Little Saints Creates Lion’s Mane-Packed Non-Alcoholic Spirit St. Mezcal
“The future of imbibing is plant medicine and non-alcoholic drinks,” declares Megan Klein, a former lawyer and founder of CBD and adaptogen mocktail specialist Little Saints.
After launching in 2021 with a range of canned non-alcoholic drinks, the brand named for mushrooms or niños santos as they’re referred to in Spanish in South America has introduced mushroom-packed St. Mezcal, which breaks Little Saints out of the can with a 26-oz. glass bottle priced at $49.99. The beverage is infused with 100 milligrams of lion’s mane mushroom per serving.
“It’s the first non-alcoholic drink to have what I would call a functional dose of a mushroom in it,” says Klein. “We put lion’s mane because it works. We wanted you to feel it.”

It took Klein over a year to pin down the recipe for St. Mezcal that’s inspired by mezcal’s distinct flavor, sans alcohol. In contrast, the serial entrepreneur formulated the brand’s original mocktails and got them out to market in four months. For St. Mezcal, she aimed to achieve a layered smell and flavor profile characteristic of traditional mezcal.
Klein says, “I wanted that really rich experience that you have with premium spirits, and I wanted that to be palo santo because it’s smokey and woody, and it’s also in the mint and fennel family.”
During the development process, with every iteration of St.

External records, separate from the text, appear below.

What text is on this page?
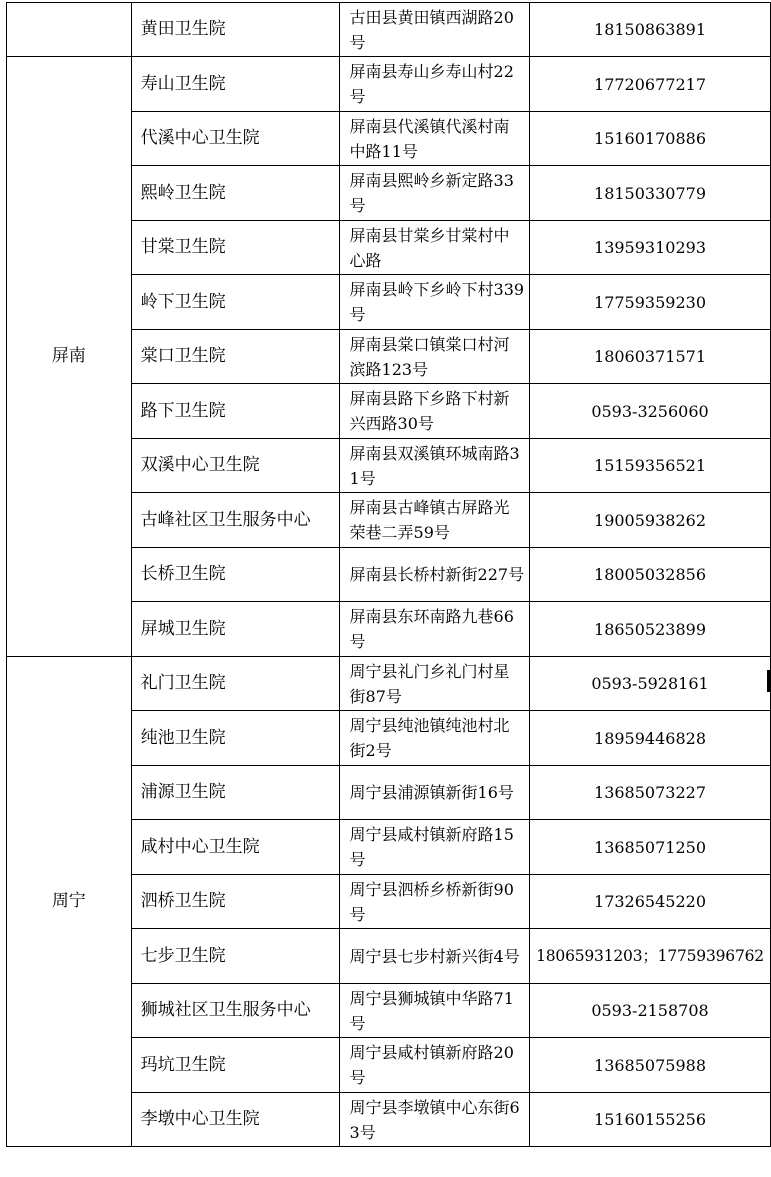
	黄田卫生院	古田县黄田镇西湖路20号	18150863891
屏南	寿山卫生院	屏南县寿山乡寿山村22号	17720677217
	代溪中心卫生院	屏南县代溪镇代溪村南中路11号	15160170886
	熙岭卫生院	屏南县熙岭乡新定路33号	18150330779
	甘棠卫生院	屏南县甘棠乡甘棠村中心路	13959310293
	岭下卫生院	屏南县岭下乡岭下村339号	17759359230
	棠口卫生院	屏南县棠口镇棠口村河滨路123号	18060371571
	路下卫生院	屏南县路下乡路下村新兴西路30号	0593-3256060
	双溪中心卫生院	屏南县双溪镇环城南路31号	15159356521
	古峰社区卫生服务中心	屏南县古峰镇古屏路光荣巷二弄59号	19005938262
	长桥卫生院	屏南县长桥村新街227号	18005032856
	屏城卫生院	屏南县东环南路九巷66号	18650523899
周宁	礼门卫生院	周宁县礼门乡礼门村星街87号	0593-5928161
	纯池卫生院	周宁县纯池镇纯池村北街2号	18959446828
	浦源卫生院	周宁县浦源镇新街16号	13685073227
	咸村中心卫生院	周宁县咸村镇新府路15号	13685071250
	泗桥卫生院	周宁县泗桥乡桥新街90号	17326545220
	七步卫生院	周宁县七步村新兴街4号	18065931203；17759396762
	狮城社区卫生服务中心	周宁县狮城镇中华路71号	0593-2158708
	玛坑卫生院	周宁县咸村镇新府路20号	13685075988
	李墩中心卫生院	周宁县李墩镇中心东街63号	15160155256
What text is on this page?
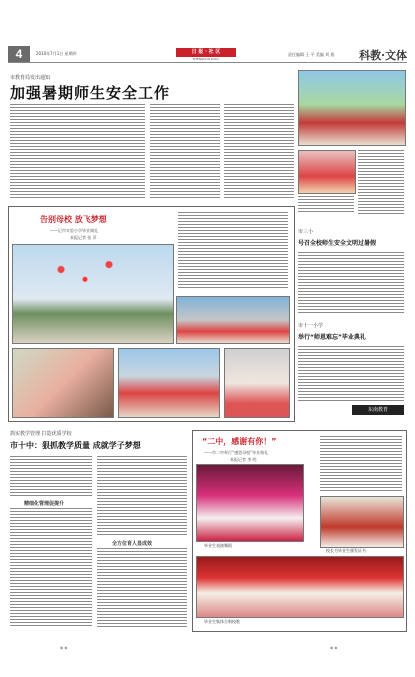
4	2010年7月1日 星期四	日 报 · 社 区
SHENGHUO DAILY
责任编辑 王 平 美编 刘 燕 科教·文体
市教育局发出通知
加强暑期师生安全工作
告别母校 放飞梦想
——记市实验小学毕业典礼
本报记者 张 萍
市三小
号召全校师生安全文明过暑假
市十一小学
举行“师恩难忘”毕业典礼
东南教育
抓实教学管理 打造优质学校
市十中：狠抓教学质量 成就学子梦想
精细化管理促提升
全方位育人显成效
“二中，感谢有你！”
——市二中举行“感恩母校”毕业典礼
本报记者 李 明
毕业生表演舞蹈
校长为毕业生颁发证书
毕业生集体合唱校歌
◆ ◆	◆ ◆
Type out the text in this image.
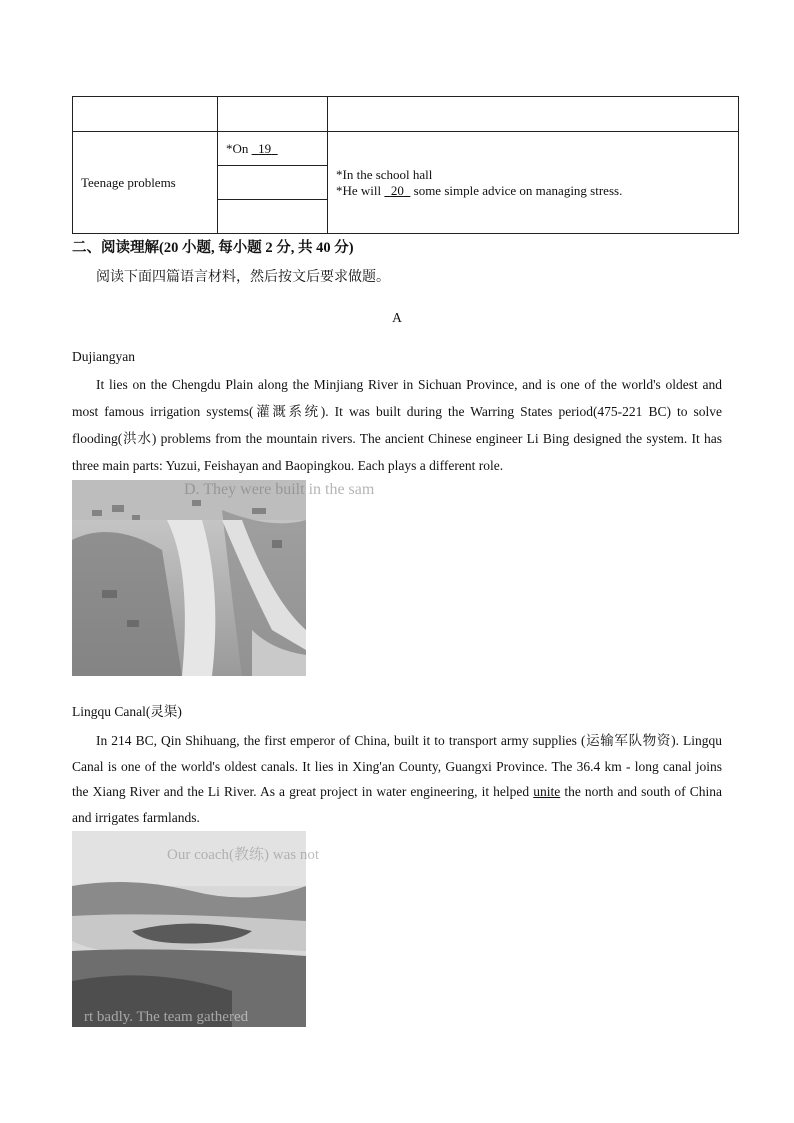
Teenage problems	*On   19	*In the school hall
*He will   20   some simple advice on managing stress.

二、阅读理解(20 小题, 每小题 2 分, 共 40 分)
阅读下面四篇语言材料，然后按文后要求做题。
A
Dujiangyan

It lies on the Chengdu Plain along the Minjiang River in Sichuan Province, and is one of the world's oldest and most famous irrigation systems(灌溉系统). It was built during the Warring States period(475-221 BC) to solve flooding(洪水) problems from the mountain rivers. The ancient Chinese engineer Li Bing designed the system. It has three main parts: Yuzui, Feishayan and Baopingkou. Each plays a different role.

D. They were built in the sam
Lingqu Canal(灵渠)

In 214 BC, Qin Shihuang, the first emperor of China, built it to transport army supplies (运输军队物资). Lingqu Canal is one of the world's oldest canals. It lies in Xing'an County, Guangxi Province. The 36.4 km - long canal joins the Xiang River and the Li River. As a great project in water engineering, it helped unite the north and south of China and irrigates farmlands.

Our coach(教练) was not
rt badly. The team gathered
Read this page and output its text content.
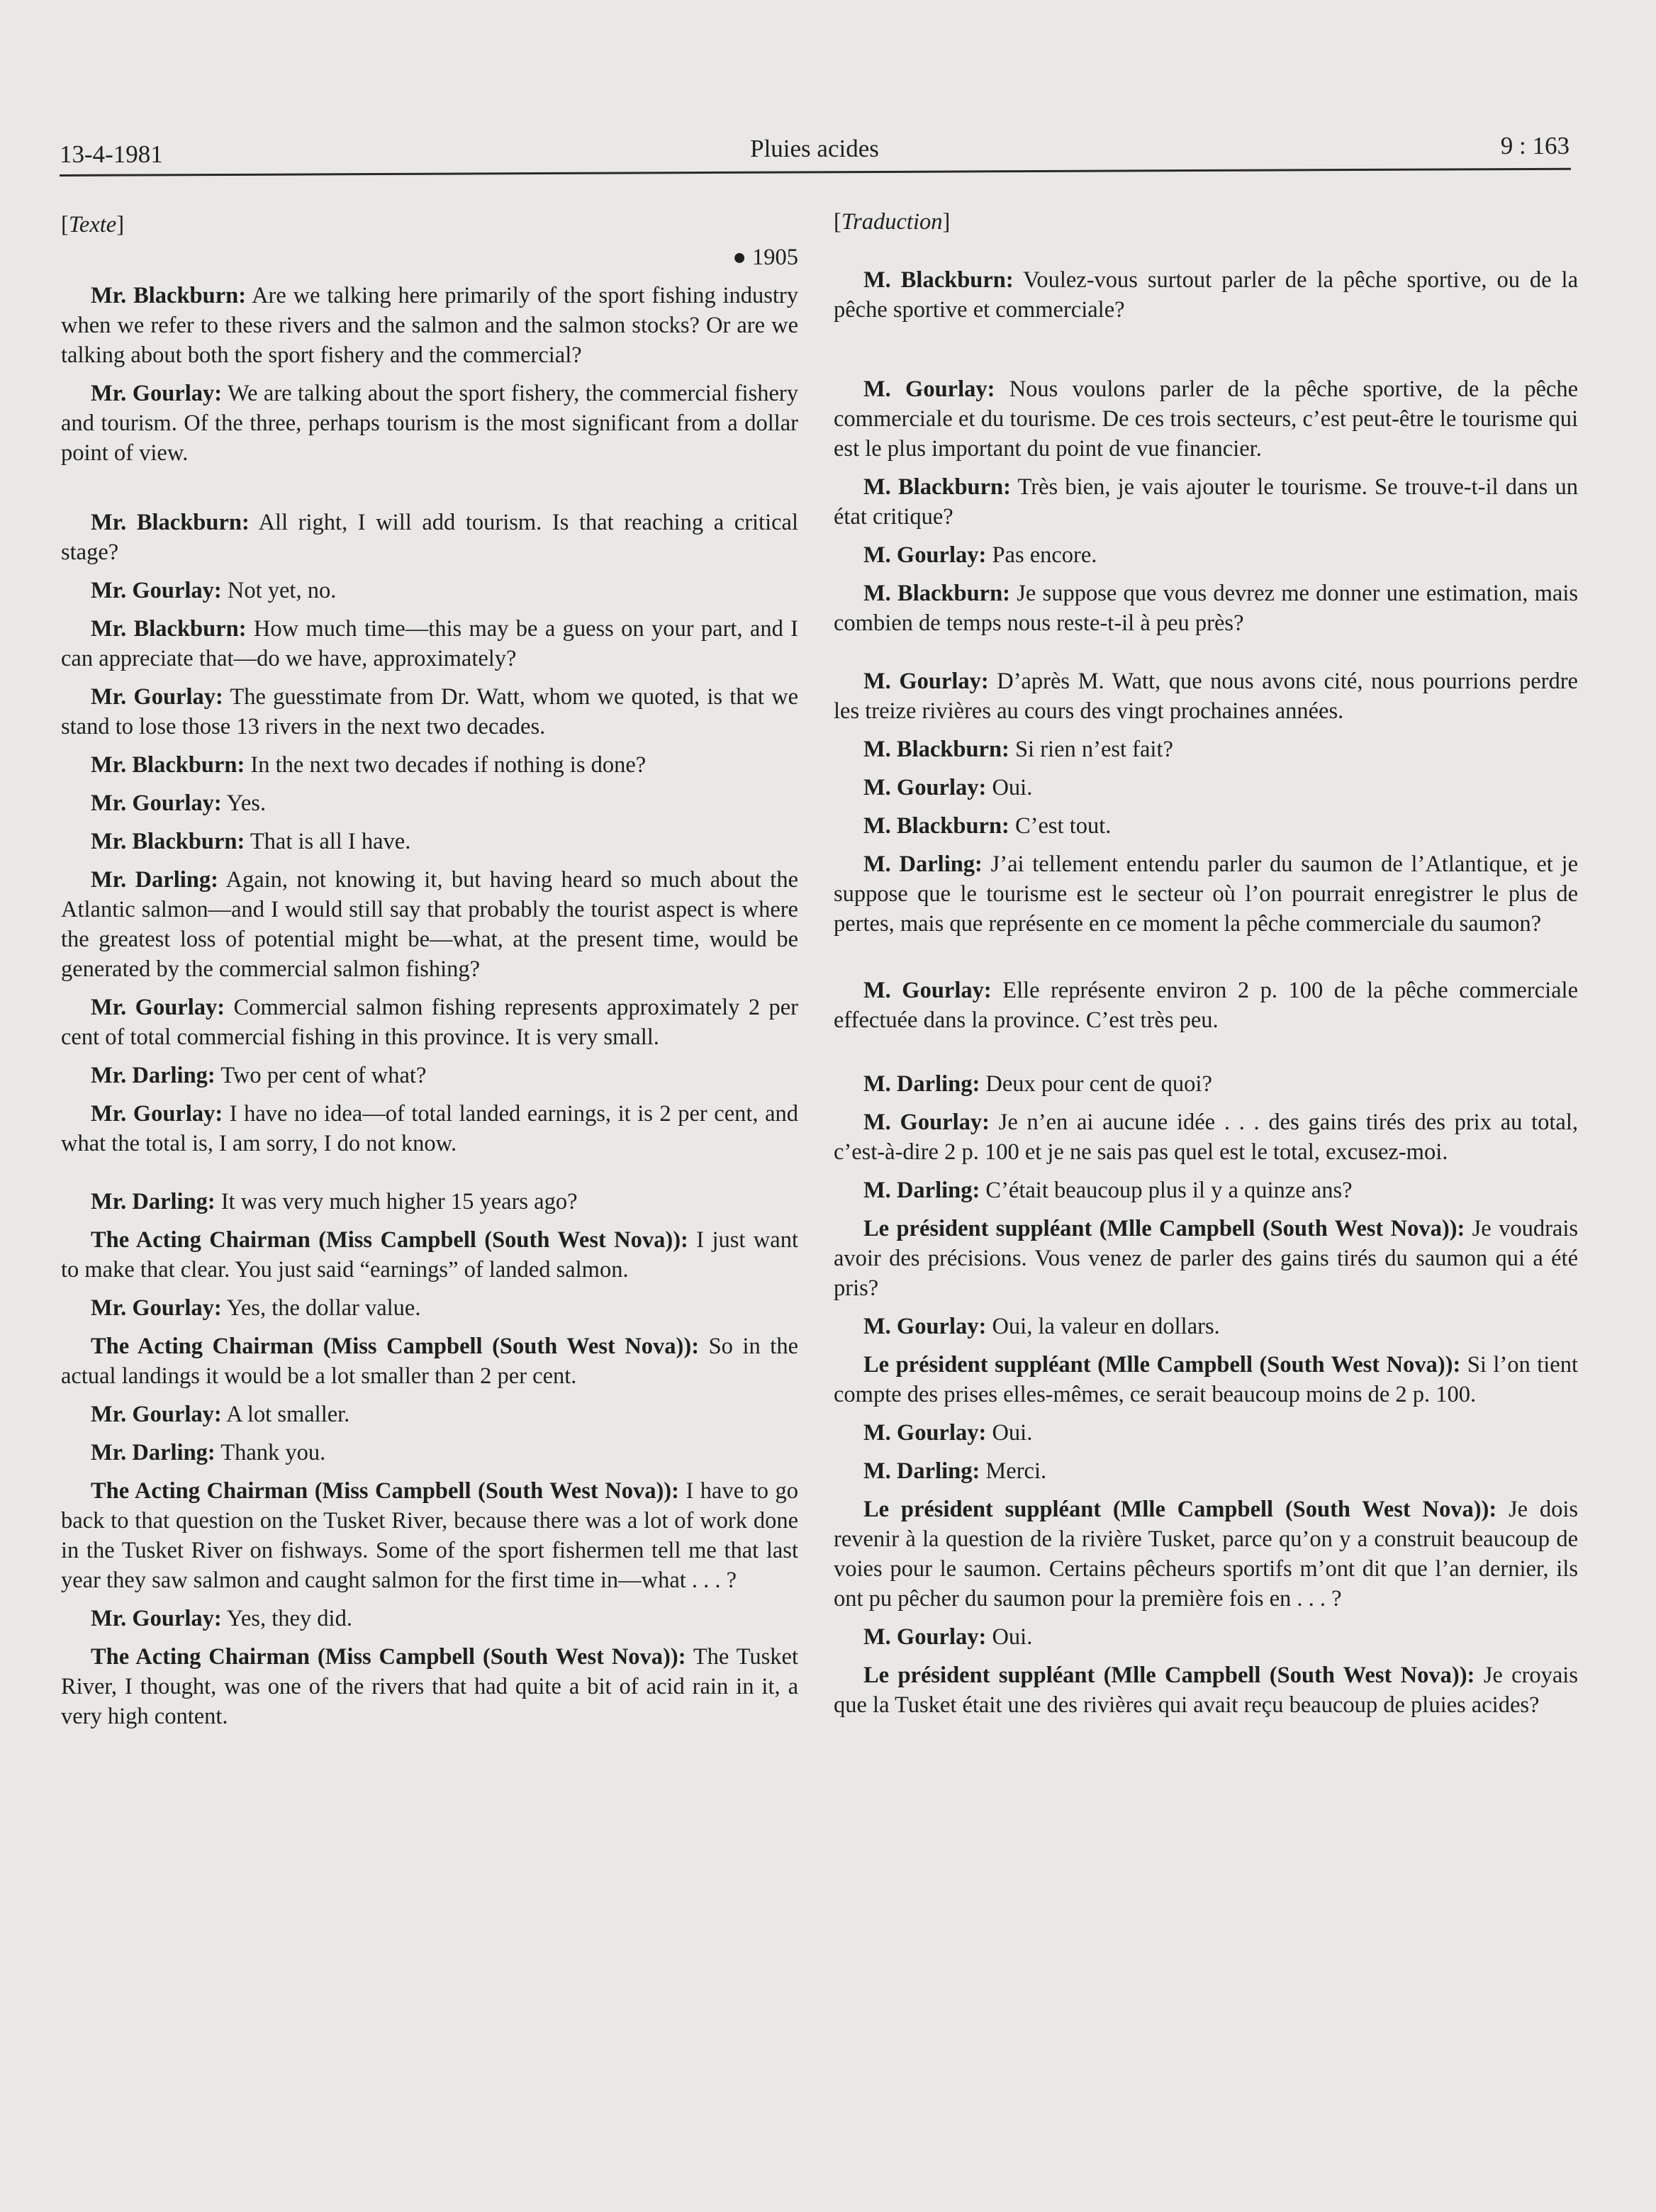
13-4-1981	Pluies acides	9 : 163
[Texte]
● 1905

Mr. Blackburn: Are we talking here primarily of the sport fishing industry when we refer to these rivers and the salmon and the salmon stocks? Or are we talking about both the sport fishery and the commercial?

Mr. Gourlay: We are talking about the sport fishery, the commercial fishery and tourism. Of the three, perhaps tourism is the most significant from a dollar point of view.

Mr. Blackburn: All right, I will add tourism. Is that reaching a critical stage?

Mr. Gourlay: Not yet, no.

Mr. Blackburn: How much time—this may be a guess on your part, and I can appreciate that—do we have, approximately?

Mr. Gourlay: The guesstimate from Dr. Watt, whom we quoted, is that we stand to lose those 13 rivers in the next two decades.

Mr. Blackburn: In the next two decades if nothing is done?

Mr. Gourlay: Yes.

Mr. Blackburn: That is all I have.

Mr. Darling: Again, not knowing it, but having heard so much about the Atlantic salmon—and I would still say that probably the tourist aspect is where the greatest loss of potential might be—what, at the present time, would be generated by the commercial salmon fishing?

Mr. Gourlay: Commercial salmon fishing represents approximately 2 per cent of total commercial fishing in this province. It is very small.

Mr. Darling: Two per cent of what?

Mr. Gourlay: I have no idea—of total landed earnings, it is 2 per cent, and what the total is, I am sorry, I do not know.

Mr. Darling: It was very much higher 15 years ago?

The Acting Chairman (Miss Campbell (South West Nova)): I just want to make that clear. You just said “earnings” of landed salmon.

Mr. Gourlay: Yes, the dollar value.

The Acting Chairman (Miss Campbell (South West Nova)): So in the actual landings it would be a lot smaller than 2 per cent.

Mr. Gourlay: A lot smaller.

Mr. Darling: Thank you.

The Acting Chairman (Miss Campbell (South West Nova)): I have to go back to that question on the Tusket River, because there was a lot of work done in the Tusket River on fishways. Some of the sport fishermen tell me that last year they saw salmon and caught salmon for the first time in—what . . . ?

Mr. Gourlay: Yes, they did.

The Acting Chairman (Miss Campbell (South West Nova)): The Tusket River, I thought, was one of the rivers that had quite a bit of acid rain in it, a very high content.

[Traduction]

M. Blackburn: Voulez-vous surtout parler de la pêche sportive, ou de la pêche sportive et commerciale?

M. Gourlay: Nous voulons parler de la pêche sportive, de la pêche commerciale et du tourisme. De ces trois secteurs, c’est peut-être le tourisme qui est le plus important du point de vue financier.

M. Blackburn: Très bien, je vais ajouter le tourisme. Se trouve-t-il dans un état critique?

M. Gourlay: Pas encore.

M. Blackburn: Je suppose que vous devrez me donner une estimation, mais combien de temps nous reste-t-il à peu près?

M. Gourlay: D’après M. Watt, que nous avons cité, nous pourrions perdre les treize rivières au cours des vingt prochaines années.

M. Blackburn: Si rien n’est fait?

M. Gourlay: Oui.

M. Blackburn: C’est tout.

M. Darling: J’ai tellement entendu parler du saumon de l’Atlantique, et je suppose que le tourisme est le secteur où l’on pourrait enregistrer le plus de pertes, mais que représente en ce moment la pêche commerciale du saumon?

M. Gourlay: Elle représente environ 2 p. 100 de la pêche commerciale effectuée dans la province. C’est très peu.

M. Darling: Deux pour cent de quoi?

M. Gourlay: Je n’en ai aucune idée . . . des gains tirés des prix au total, c’est-à-dire 2 p. 100 et je ne sais pas quel est le total, excusez-moi.

M. Darling: C’était beaucoup plus il y a quinze ans?

Le président suppléant (Mlle Campbell (South West Nova)): Je voudrais avoir des précisions. Vous venez de parler des gains tirés du saumon qui a été pris?

M. Gourlay: Oui, la valeur en dollars.

Le président suppléant (Mlle Campbell (South West Nova)): Si l’on tient compte des prises elles-mêmes, ce serait beaucoup moins de 2 p. 100.

M. Gourlay: Oui.

M. Darling: Merci.

Le président suppléant (Mlle Campbell (South West Nova)): Je dois revenir à la question de la rivière Tusket, parce qu’on y a construit beaucoup de voies pour le saumon. Certains pêcheurs sportifs m’ont dit que l’an dernier, ils ont pu pêcher du saumon pour la première fois en . . . ?

M. Gourlay: Oui.

Le président suppléant (Mlle Campbell (South West Nova)): Je croyais que la Tusket était une des rivières qui avait reçu beaucoup de pluies acides?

Mezcal Little Saints tested, it conducted five rounds of tastings. The drink is designed to have a flavor profile blending wood, fennel, ginger, cardamom and vanilla with mezcal’s signature heat and peppery finish.
“It was a real process of paying homage to mezcals, tequilas and wines that take a really long time and a lot of love to get them made,” says Klein. “It’s the next level of alcohol adjacency. We are not making this for people that don’t want anything to do with alcohol. There’s very strong alcohol associations. This is definitely for people that have enjoyed cocktails in the past and they want a similar experience.”
Sustainably sourcing and making a food-grade palo santo extract for St. Mezcal wasn’t easy. Klein located a palo santo source in Mangamanguilla, a community in Peru with a conservation area where residents harvest dead and fallen trees to produce palo santo sticks and oil that are sent to the United States. Little Saints had to secure a U.S. Department of Agriculture timber permit to import palo santo from its Peruvian supplier.
“The future of imbibing is plant medicine and non-alcoholic drinks.”
“We know that the money is going back to that community,” says Klein, who prior to Little Saints founded plant-based food company Field + Farmer and was president of vertical farm operation FarmedHere. “That was really important for me personally with my background in sustainable farming to be able to tell the story of not only an ingredient, but of the community that produces it. That’s one thing that I see missing in the non-alcoholic space. We love to know about the vineyard a wine comes from. We really want to bring that history into this.”
Initially, Little Saints’ American manufacturing partner wasn’t thrilled with using raw palo santo oil from Peru in a U.S. beverage. Following a year of persuasion, though, it agreed to help realize Klein’s vision. She says, “I had to convince them that it’s safe to ingest. It’s been the most marketing and education I’ve ever done on the front end of a product.”
Klein started Little Saints in the thick of the pandemic, venturing to music festivals around Michigan to promote it and selling its cans of sugar-free, cannabis-infused mocktails Paloma and Ginger Mule for $7 each out of a trailer hitched to her mint green Jeep. The business was bringing in about $5,000 a month before it even had an e-commerce platform. That platform went live on Oct. 1, 2021, and Erewhon promptly picked up the brand.
Its sales have generally grown steadily since, but received a big boost thanks to feature on NPR’s Marketplace morning report late last year. At the time, Klein divulges Little Saints was generating about $11,000 in sales on a two-week basis. When she woke up at 7:15 a.m. on the day of the Marketplace feature, the brand had already pulled in $11,000 in sales for the day. Recently, the brand’s sales have increased 222% quarter-over-quarter, and they’re on track to jump more than 500% this year.
Klein raised $20 million at Field + Farmer, but she’s taking a comparatively measured approach to Little Saints’ growth, both for growth and funding. It doesn’t have institutional capital—at least not yet. Klein self-funded the company for its first year, and then raised between $1.5 million and $2 million from friends and family members last year.